These structural modifications can be mimicked, at least partially, in vitro. Exposure to pH<5.8 converts native HRV2 preferentially into A-particles whereas incubation at 50°C–56°C in low ionic strength buffers favours conversion into B-particles (empty capsids) [18]. In vivo, and in the presence of liposomes in vitro [19], both VP4 and N-terminal sequences of VP1 insert into lipid bilayers. They might contribute to formation of a pore connecting the virus interior with the cytosol of the host cell, thus allowing for the transit of RNA in its unfolded form (reviewed in [20], [21]). The necessity for unfolding was suggested by experiments with poliovirus, which demonstrated loss of the intercalating dye Syto 82 during RNA egress [22]. The mechanism of RNA exit is poorly understood. Energy would be required for breaking the hydrogen bonds of the double-stranded regions in the encapsidated RNA genome [23], [24] in order to allow the RNA to thread through an opening only large enough to enable passage of a single strand [12]; however the source of this energy for in vivo uncoating is unknown.

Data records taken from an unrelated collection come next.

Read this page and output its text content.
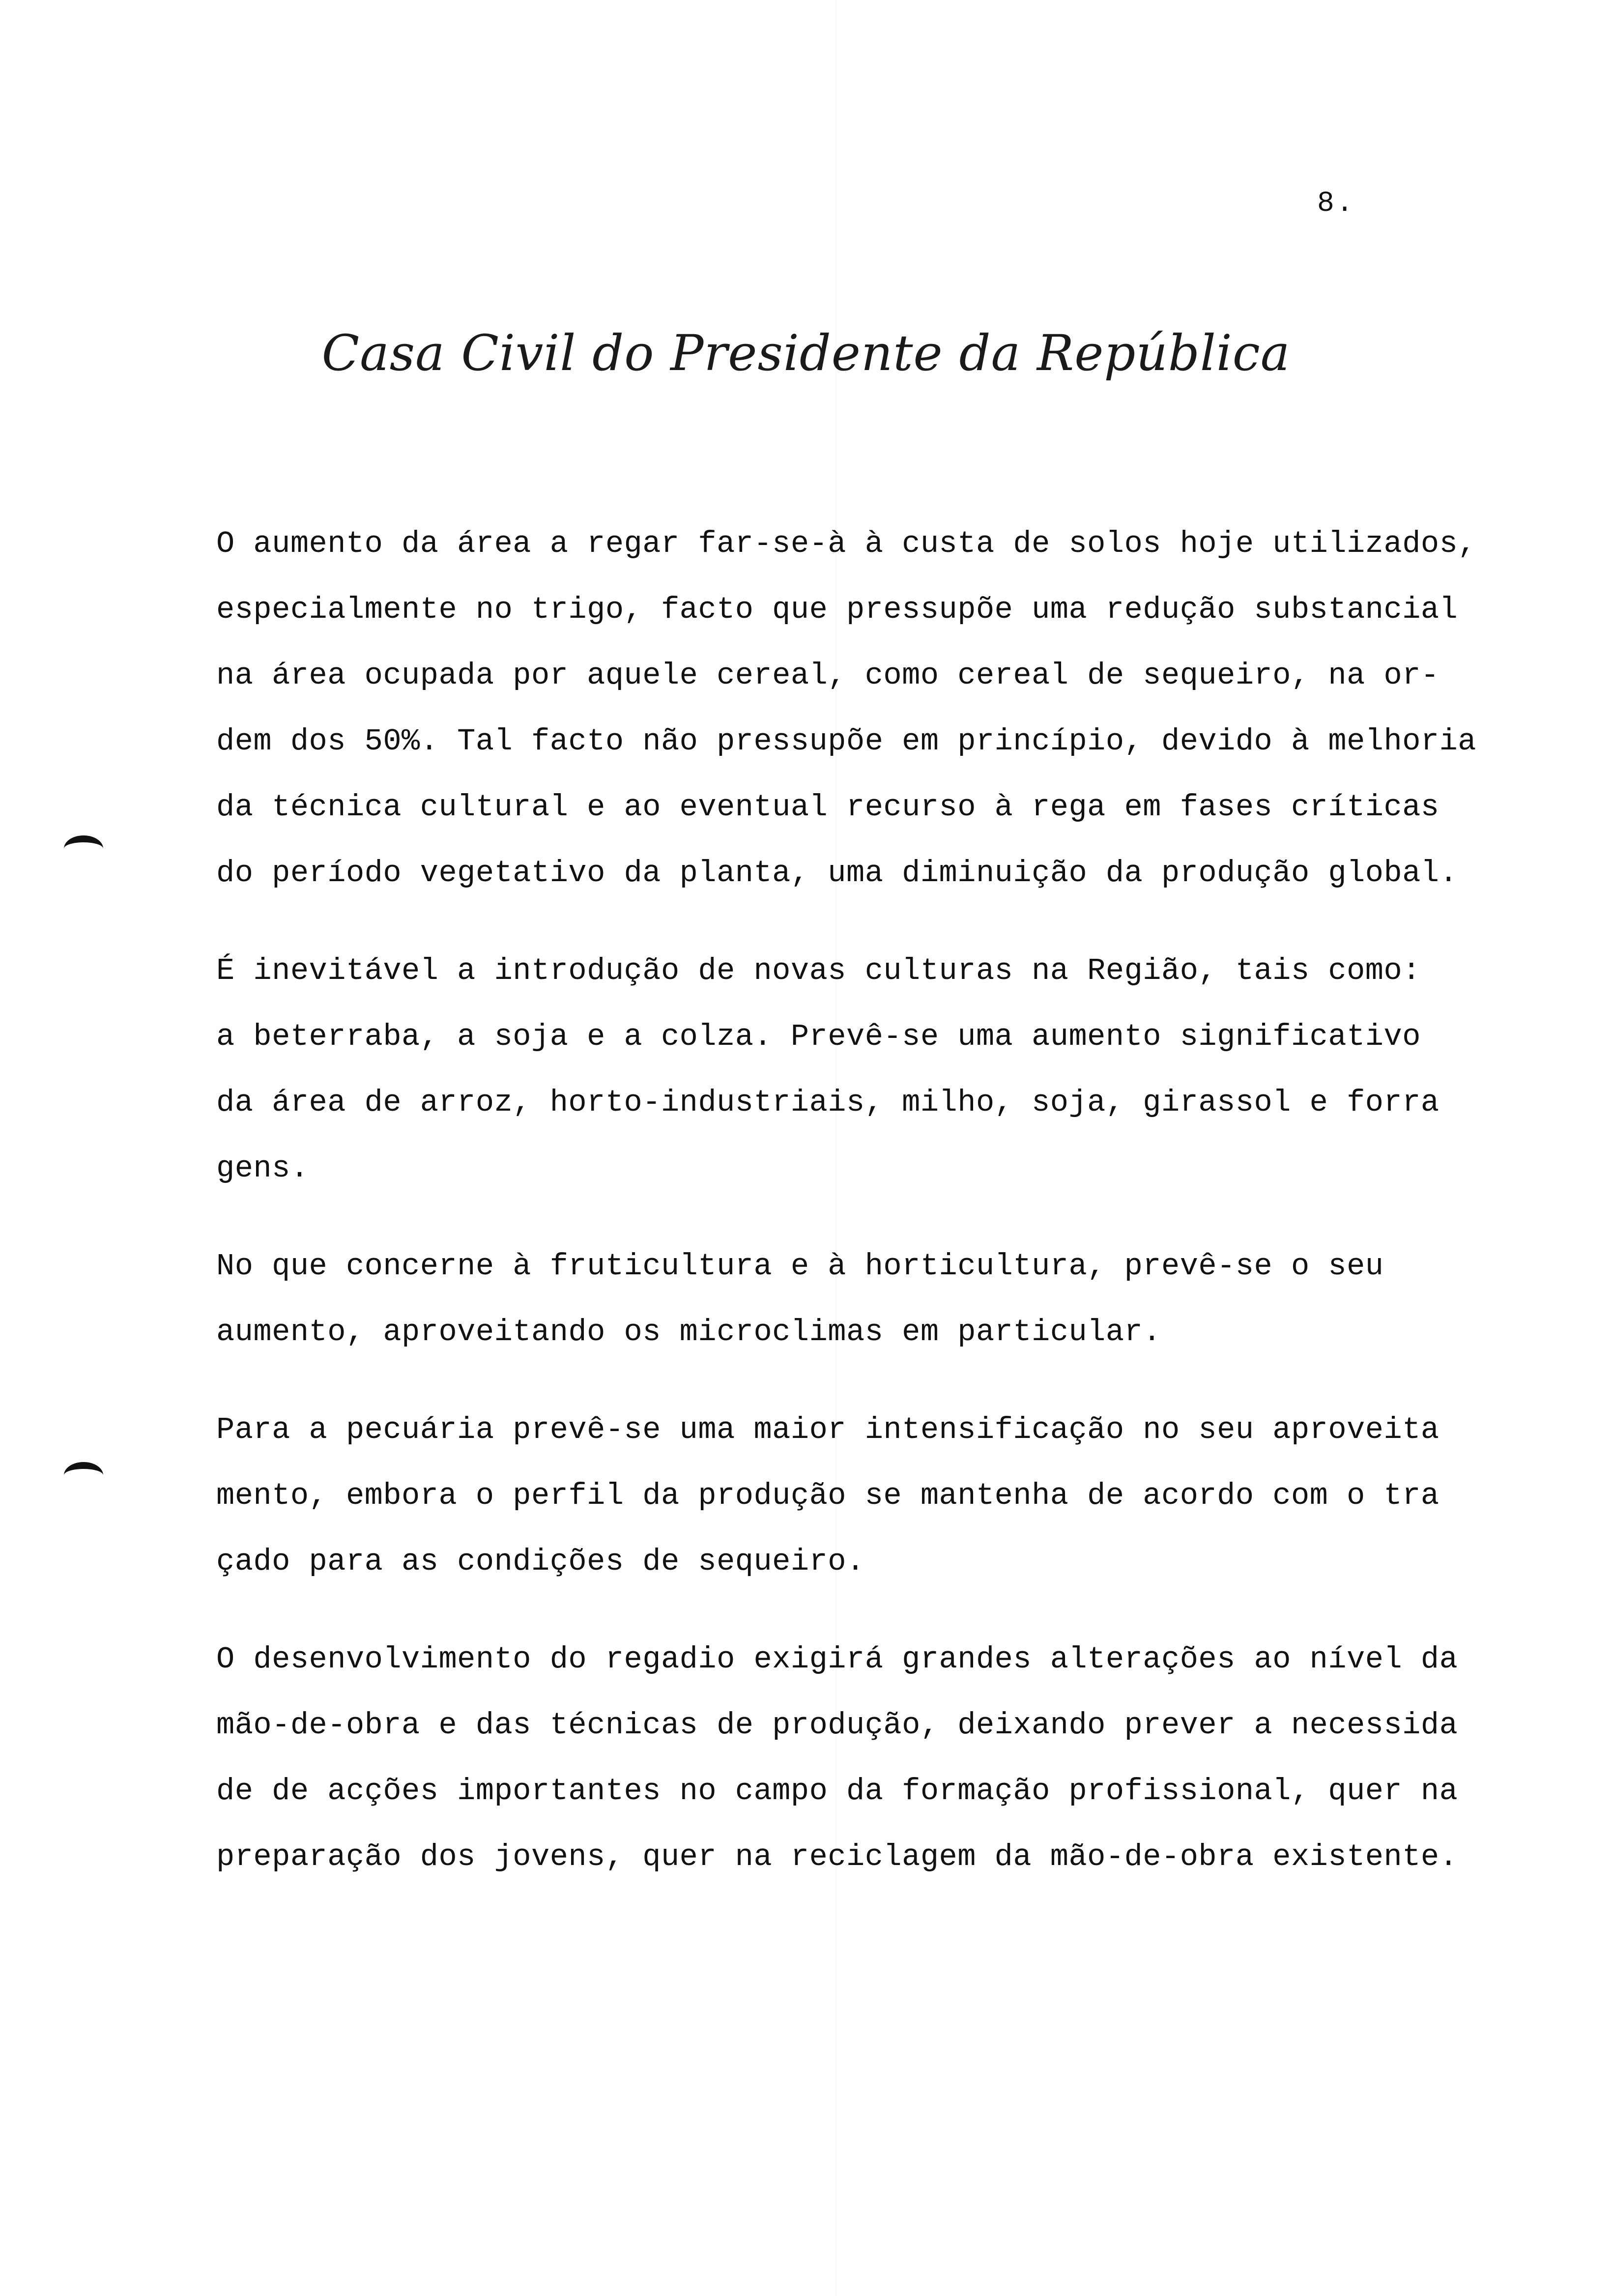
8.
Casa Civil do Presidente da República
O aumento da área a regar far-se-à à custa de solos hoje utilizados,
especialmente no trigo, facto que pressupõe uma redução substancial
na área ocupada por aquele cereal, como cereal de sequeiro, na or-
dem dos 50%. Tal facto não pressupõe em princípio, devido à melhoria
da técnica cultural e ao eventual recurso à rega em fases críticas
do período vegetativo da planta, uma diminuição da produção global.
É inevitável a introdução de novas culturas na Região, tais como:
a beterraba, a soja e a colza. Prevê-se uma aumento significativo
da área de arroz, horto-industriais, milho, soja, girassol e forra
gens.
No que concerne à fruticultura e à horticultura, prevê-se o seu
aumento, aproveitando os microclimas em particular.
Para a pecuária prevê-se uma maior intensificação no seu aproveita
mento, embora o perfil da produção se mantenha de acordo com o tra
çado para as condições de sequeiro.
O desenvolvimento do regadio exigirá grandes alterações ao nível da
mão-de-obra e das técnicas de produção, deixando prever a necessida
de de acções importantes no campo da formação profissional, quer na
preparação dos jovens, quer na reciclagem da mão-de-obra existente.
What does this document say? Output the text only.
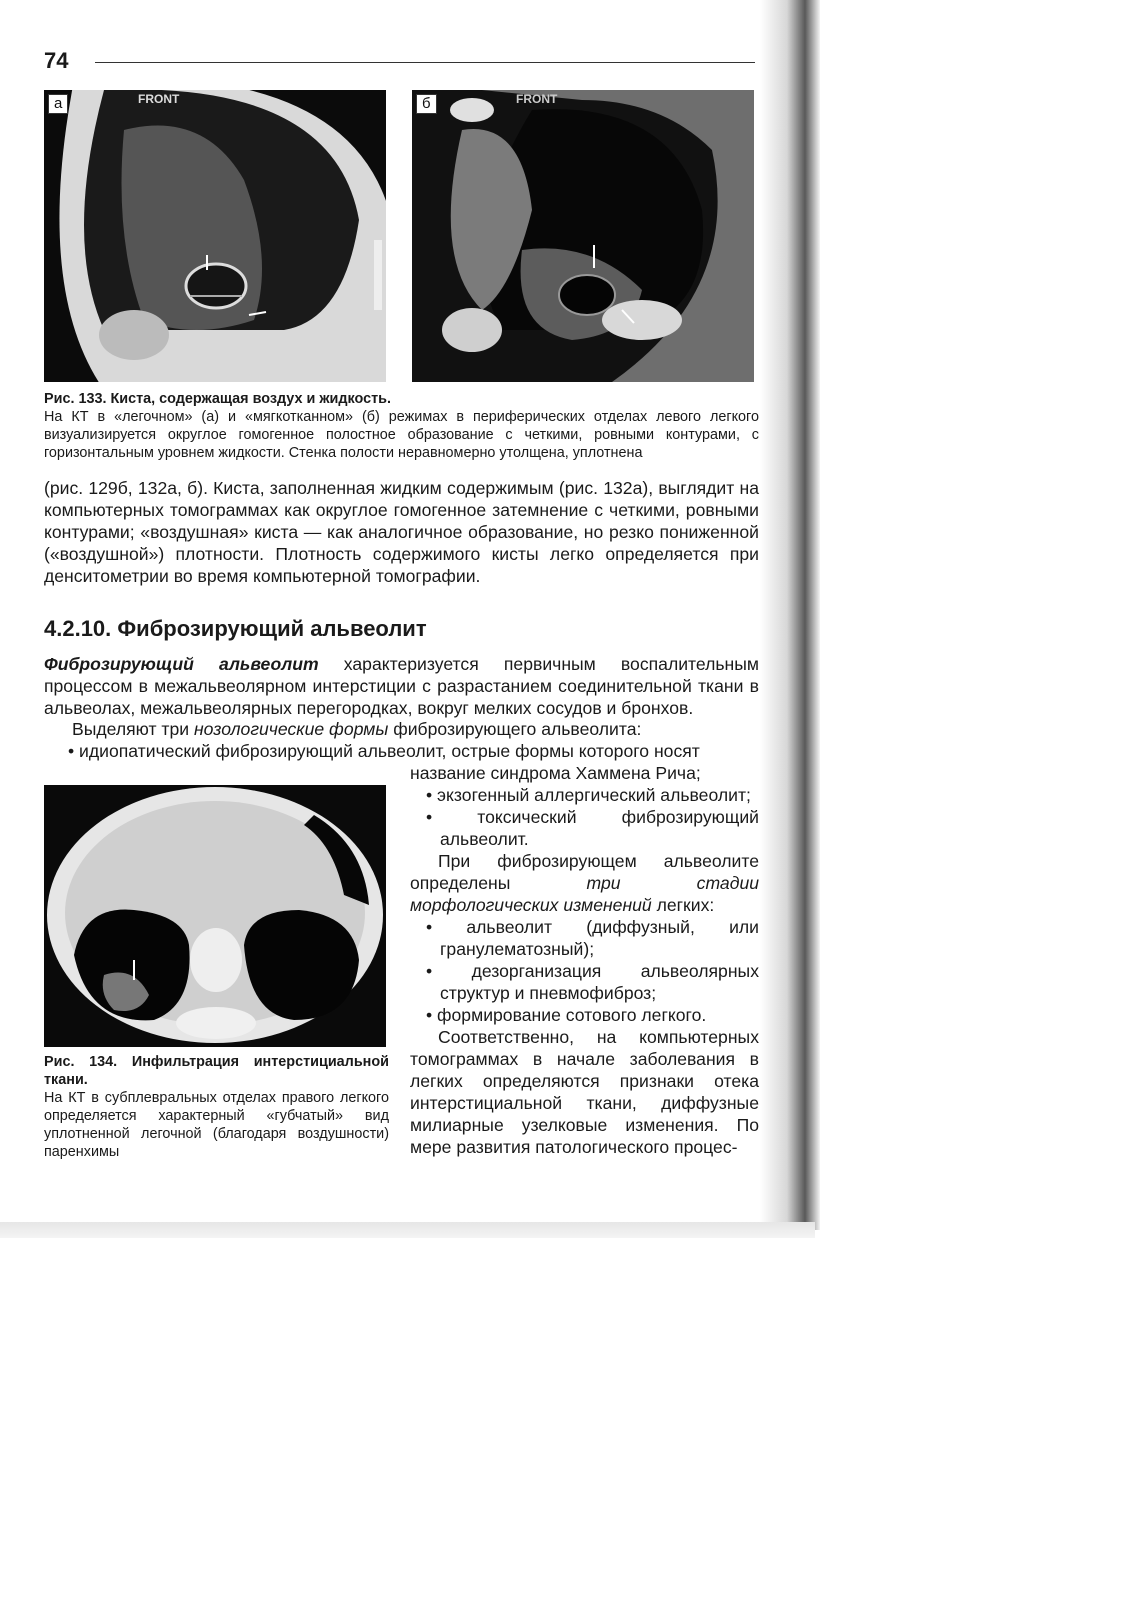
74
а	FRONT	б	FRONT
Рис. 133. Киста, содержащая воздух и жидкость.
На КТ в «легочном» (а) и «мягкотканном» (б) режимах в периферических отделах левого легкого визуализируется округлое гомогенное полостное образование с четкими, ровными контурами, с горизонтальным уровнем жидкости. Стенка полости неравномерно утолщена, уплотнена
(рис. 129б, 132а, б). Киста, заполненная жидким содержимым (рис. 132а), выглядит на компьютерных томограммах как округлое гомогенное затемнение с четкими, ровными контурами; «воздушная» киста — как аналогичное образование, но резко пониженной («воздушной») плотности. Плотность содержимого кисты легко определяется при денситометрии во время компьютерной томографии.
4.2.10. Фиброзирующий альвеолит
Фиброзирующий альвеолит характеризуется первичным воспалительным процессом в межальвеолярном интерстиции с разрастанием соединительной ткани в альвеолах, межальвеолярных перегородках, вокруг мелких сосудов и бронхов.
Выделяют три нозологические формы фиброзирующего альвеолита:
• идиопатический фиброзирующий альвеолит, острые формы которого носят
название синдрома Хаммена Рича;
• экзогенный аллергический альвеолит;
• токсический фиброзирующий альвеолит.
При фиброзирующем альвеолите определены три стадии морфологических изменений легких:
• альвеолит (диффузный, или гранулематозный);
• дезорганизация альвеолярных структур и пневмофиброз;
• формирование сотового легкого.
Соответственно, на компьютерных томограммах в начале заболевания в легких определяются признаки отека интерстициальной ткани, диффузные милиарные узелковые изменения. По мере развития патологического процес-
Рис. 134. Инфильтрация интерстициальной ткани.
На КТ в субплевральных отделах правого легкого определяется характерный «губчатый» вид уплотненной легочной (благодаря воздушности) паренхимы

It appears highly likely that either the poly-(A) tail at the 3′-end or the VPg peptide linked to the 5′-phosphate of the RNA via a tyrosine ester, begins to emerge from the virion since other modes might be unproductive (e.g., simultaneous exit of both ends would be expected to impede complete uncoating and thus to be abortive). Directionality of this process may indicate that the RNA adopts a defined conformation inside the viral shell suggesting a well-organized process of assembly and uncoating. Here, we show that RNA exit does indeed occur in a specific and ordered manner, starting from the 3′-end.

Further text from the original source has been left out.